So religion is what we use to have a relationship with God.  But we should hasten to add that while religion is a tool for our USE, we need to guard that religion does not become a tool for ABUSE.  Now we’re penetrating to the source of Jesus’ intense anger in our passage this morning.

The first half of this passage might seem at first blush to be a rather esoteric debate about keeping the Sabbath.  Those pesky Pharisees seem to be at it again, nitpicking about the ins and outs of Jewish law.  They find Jesus and his disciples making their way through some grain fields and picking some grain to eat as they go.  Now there are probably at least two violations of the prohibition against work on the Sabbath here.  The first problem is the traveling itself.  Jesus and his disciples should have been resting at home.  The second problem is the picking of grain.  While the implication of the passage only seems to be that the disciples are picking and eating a little as they go, the Pharisees could well interpret this as a violation of the injunction against harvesting and preparing food.

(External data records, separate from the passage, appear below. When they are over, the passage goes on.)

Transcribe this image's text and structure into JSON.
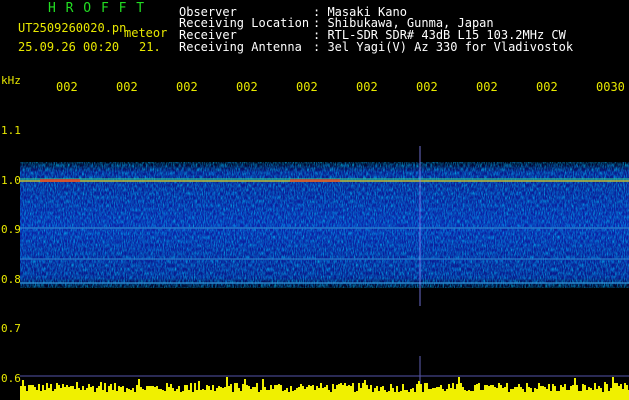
{
  "app": {
    "title": "H R O F F T",
    "file_name": "UT2509260020.pn",
    "mode": "meteor",
    "datetime": "25.09.26 00:20",
    "count": "21."
  },
  "info": [
    {
      "label": "Observer",
      "value": ": Masaki Kano"
    },
    {
      "label": "Receiving Location",
      "value": ": Shibukawa, Gunma, Japan"
    },
    {
      "label": "Receiver",
      "value": ": RTL-SDR SDR# 43dB L15 103.2MHz CW"
    },
    {
      "label": "Receiving Antenna",
      "value": ": 3el Yagi(V) Az 330 for Vladivostok"
    }
  ],
  "time_ticks": [
    "002",
    "002",
    "002",
    "002",
    "002",
    "002",
    "002",
    "002",
    "002",
    "0030"
  ],
  "y_axis": {
    "unit": "kHz",
    "labels": [
      "1.1",
      "1.0",
      "0.9",
      "0.8",
      "0.7",
      "0.6"
    ]
  },
  "colors": {
    "label": "#e8e800",
    "title": "#22dd22",
    "text": "#ffffff",
    "marker": "#8888ff"
  }
}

Now in order to understand what is really at stake here, we’ll need to shake off the well-worn caricatures that are too often passed on in Bible Studies and sermons.  They go as follows:  In this corner are the Pharisees – shallow hypocrites who prance about with their noses in the air pointing out various minor infractions of the Jewish holiness code.  In the other corner are Jesus and his disciples, heavenly minded, free spirited men who have no need of the trappings of religion because they always and everywhere penetrate beyond worldly concerns to the truly spiritual.  Unfortunately, armed with these caricatures we would be headed for a completely meaningless interpretation of the passage.

Let me recast the contenders:  In this corner are the Pharisees, representatives of the religious elite from Jerusalem.  The Pharisees together with the scribes and the priests have cornered the market on religion and are concerned with pressing their influence on the masses.  They do this not only because this elite status gives them prominence within the Jewish community, but also because the ability to control the masses is a valuable commodity to their Roman overlords.  In fact, this ability can and is sold to the Romans for cash.  The religious elite keep the masses in check and the Roman occupiers pay them for the service.

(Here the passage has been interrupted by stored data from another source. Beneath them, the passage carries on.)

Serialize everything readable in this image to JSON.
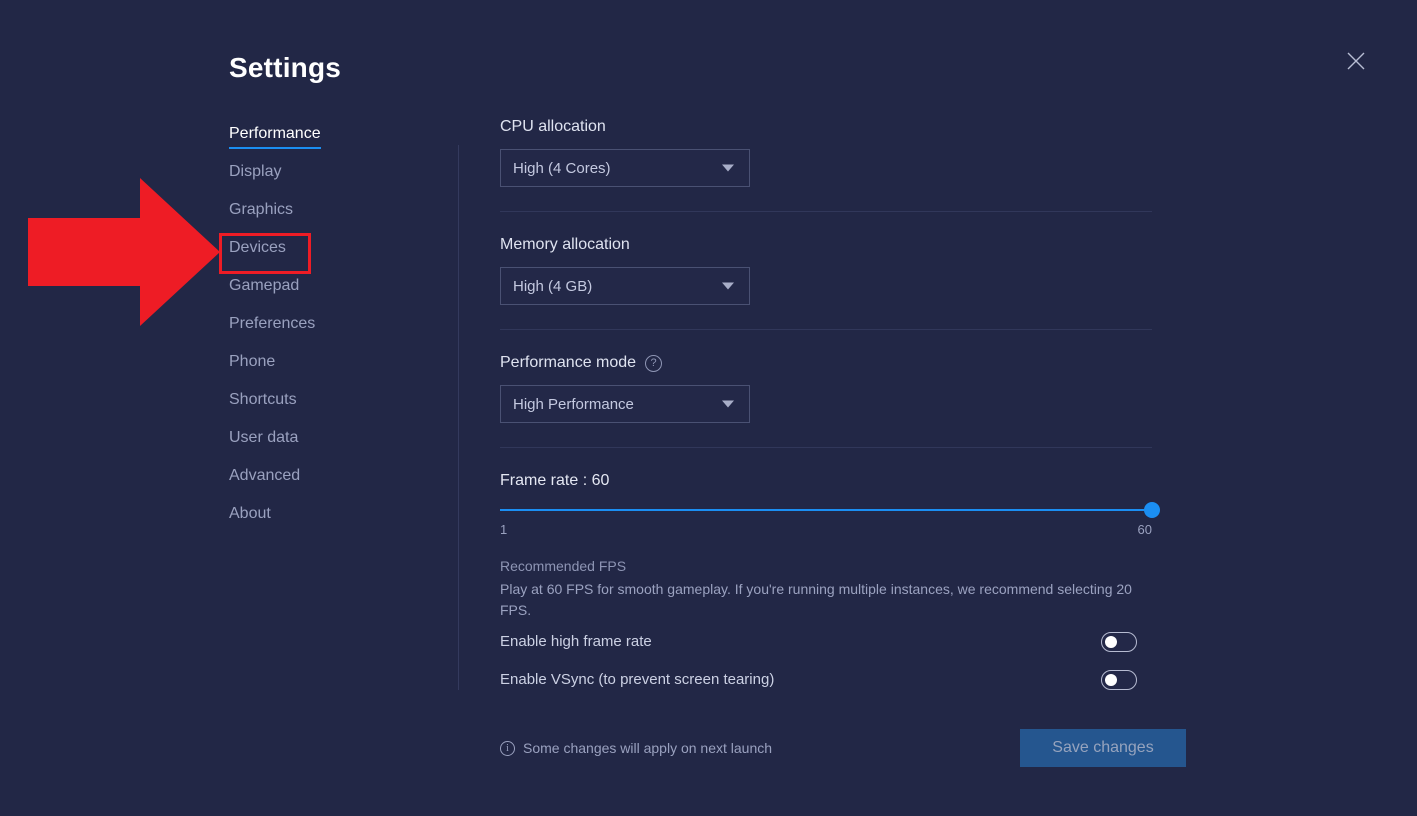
{
  "header": {
    "title": "Settings",
    "close_icon": "close-icon"
  },
  "sidebar": {
    "items": [
      {
        "label": "Performance",
        "active": true
      },
      {
        "label": "Display",
        "active": false
      },
      {
        "label": "Graphics",
        "active": false
      },
      {
        "label": "Devices",
        "active": false
      },
      {
        "label": "Gamepad",
        "active": false
      },
      {
        "label": "Preferences",
        "active": false
      },
      {
        "label": "Phone",
        "active": false
      },
      {
        "label": "Shortcuts",
        "active": false
      },
      {
        "label": "User data",
        "active": false
      },
      {
        "label": "Advanced",
        "active": false
      },
      {
        "label": "About",
        "active": false
      }
    ]
  },
  "content": {
    "cpu": {
      "label": "CPU allocation",
      "value": "High (4 Cores)"
    },
    "memory": {
      "label": "Memory allocation",
      "value": "High (4 GB)"
    },
    "performance_mode": {
      "label": "Performance mode",
      "help_icon": "help-circle-icon",
      "value": "High Performance"
    },
    "frame_rate": {
      "label": "Frame rate : 60",
      "value": 60,
      "min": 1,
      "max": 60,
      "min_label": "1",
      "max_label": "60"
    },
    "hint": {
      "title": "Recommended FPS",
      "body": "Play at 60 FPS for smooth gameplay. If you're running multiple instances, we recommend selecting 20 FPS."
    },
    "toggles": [
      {
        "label": "Enable high frame rate",
        "on": false
      },
      {
        "label": "Enable VSync (to prevent screen tearing)",
        "on": false
      }
    ]
  },
  "footer": {
    "note": "Some changes will apply on next launch",
    "info_icon": "info-circle-icon",
    "save_label": "Save changes"
  },
  "annotation": {
    "arrow_icon": "red-arrow-right",
    "highlight_target": "Devices",
    "accent_color": "#ee1c25"
  },
  "colors": {
    "background": "#222746",
    "accent": "#1b8ef2",
    "button": "#25568f",
    "annotation": "#ee1c25"
  }
}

In the other corner is a band of poor Galileans.  They are fishermen and carpenters.  But they have given up even these humble professions in order to travel about and minister to the poor, the sick and the oppressed.  They bring with them a message of hope and renewal.  They encourage the masses that if they renew their faith in God, God will deliver them from the evil powers – both spiritual and political – that bind them.  These itinerant ministers of God’s kingdom have no means.  They are always traveling from village to village, often through grain fields and they grow hungry.  So they are accustomed to employing the Jewish practice of gleaning – plucking a little grain to eat as they pass through the edges of a local farmer’s field.

Now perhaps we see what’s at stake.  Perhaps Jesus’ ire is raised because it is rather easy for these Pharisees to point out the speck in the disciples eyes.  After all, the Pharisees are probably right to say that the disciples have violated the rules about the Sabbath.  But is it just for a rich religious elite on a mission of self-aggrandizement to critique these poor, hungry traveling ministers on a mission to ease human suffering?  Now we can see just how incisive Jesus’ memorable saying is, “The Sabbath was made for humankind, and not humankind for the Sabbath.”

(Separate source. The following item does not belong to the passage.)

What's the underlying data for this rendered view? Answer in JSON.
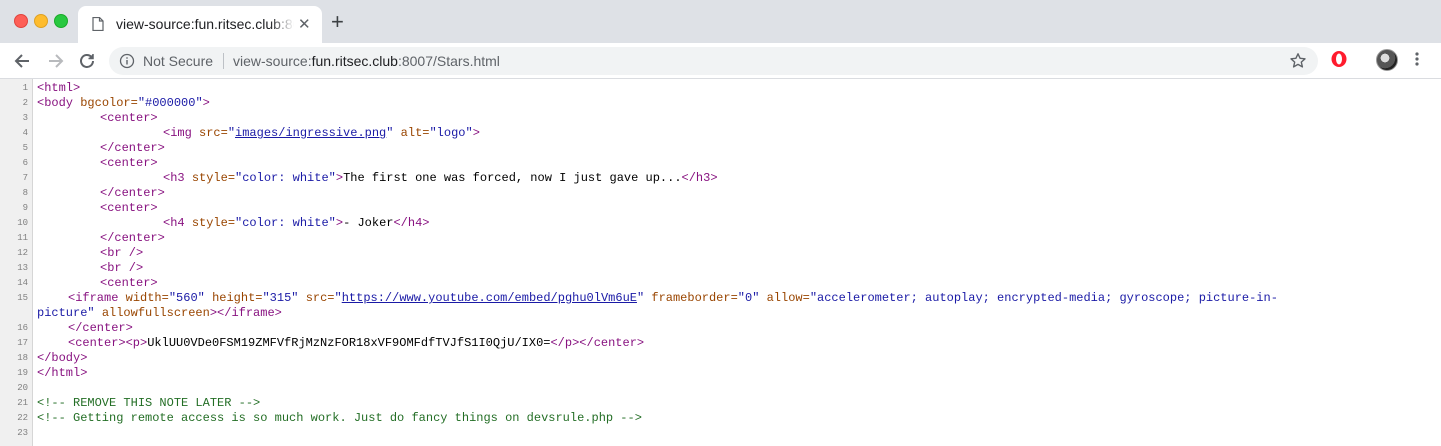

We might say, “Religion was made for humankind, and not humankind for Religion.”  All too often in our history religion has ceased to be a liberating tool used by the masses and become an abusive tool used by the elite.  Even in the brief history of our own nation we can give a humiliating litany.  Religion became a tool of the elite to prop up the practice of chattel slavery.  Millions of Africans were stripped of their humanity, while the elite perverted religion to justify the unjustifiable.  Religion was and is used to abuse women.  Elite and not-so-elite men have used religion to say that women are less than fully human, that they are rightly a subservient class, that they should keep their mouths shut and that they are too weak and unpredictable to be trusted with any power – in politics and even more in religion.  Today gay and lesbian men and women are abused by religion.  Even if we grant that monogamously devoted persons of the same sex commit a sin by any sex act they might share – a conviction that I think is wrongheaded and not scripturally justifiable – but even if we grant that gay and lesbian men and women sin, does this justify the use of religion to deny a person benefits and healthcare?  Can we justify the continued use of religion to relegate gay and lesbian men and women to an inferior class?  Can we stand by while religion is used to prop up a culture of intolerance that leads directly to gross and senseless violence against gay and lesbian men and women?   Will we continue to allow religion to be used for abuse?  When will we realize that true religion is for the flourishing of all humankind, not for stripping some of their humanity?

In the second story, Jesus really begins to press his case. Jesus goes to a public meeting that he knows the Pharisees will attend.  The Pharisees are strangely silent, but Jesus does enough talking for everybody.  Obviously planning to heal him, Jesus calls a man with a withered hand forward and he asks a direct and penetrating question of his opponents.  “Is it lawful to do good or to do harm on the Sabbath, to save life or to kill?”  With these words Jesus has raised the stakes and acknowledged the harsh truth that religion is a matter of life and death.  There is a decision to be made – is religion to be used to do good or harm, to save life or to kill?

This is a pressing question for us today as it was for Jesus in his time and as it has been throughout history.  In Jesus’ time his peaceful stand against abusive religion led to his own cruel torture and execution.  Jesus knew well that religion was a matter of life and death.  In the time that the Gospel According to Mark was written, Jewish revolutionaries were taking up arms to defend their homeland and their religious freedoms only to be put down viciously by the Roman general Titus – their homeland scorched – their Temple razed.  Soon the Christian religion would need to decide whether to follow in Jesus’ peaceful wake or to marry herself to the power politics of Rome and the violence that Empire necessarily entails.  Unfortunately, she chose power over peace.  This set the course for a Christian history riddled with power brokering, crusading, empire building and all the killing that these require.

Today, we, too, know that religion is a matter of life and death.  We have a choice to use religion to do good or to do harm – to save life or to kill.  All you need to do is to take a look at the news to know that many are choosing to do harm.  The Taliban and al-Qaeda are still wreaking havoc in Afghanistan and Pakistan.  Christians and Muslims in Nigeria are stuck in a cycle of violence as they vie for control of the country.  Of course, Israel continues to struggle with its neighbors and the Palestinian people – a struggle with a long and complex history that is often exacerbated by religion.  In each of these cases and many more around the globe, religion has become a source of and tool for power and violence.  Religion does harm and kills.  I can only imagine how hot Jesus’ anger might burn if he were witness to these perversions of religion.

I believe or text for today speaks to us about what religion is and what it is not.  Religion was made for humankind, not humankind for religion. Religion is about engaging deep mystery, not holding tight to cold doctrine.  Religion is for our use, not for abuse.  Religion is to do good, not to do harm.  Religion is a soft thing, not hard.  Religion is for peace; it is not for violence.  Religion is about beauty, not malice.  Religion is creativity, not destruction.  Religion is hope, not despair.  Religion mediates God, not evil.  Religion strives to save life, not to kill.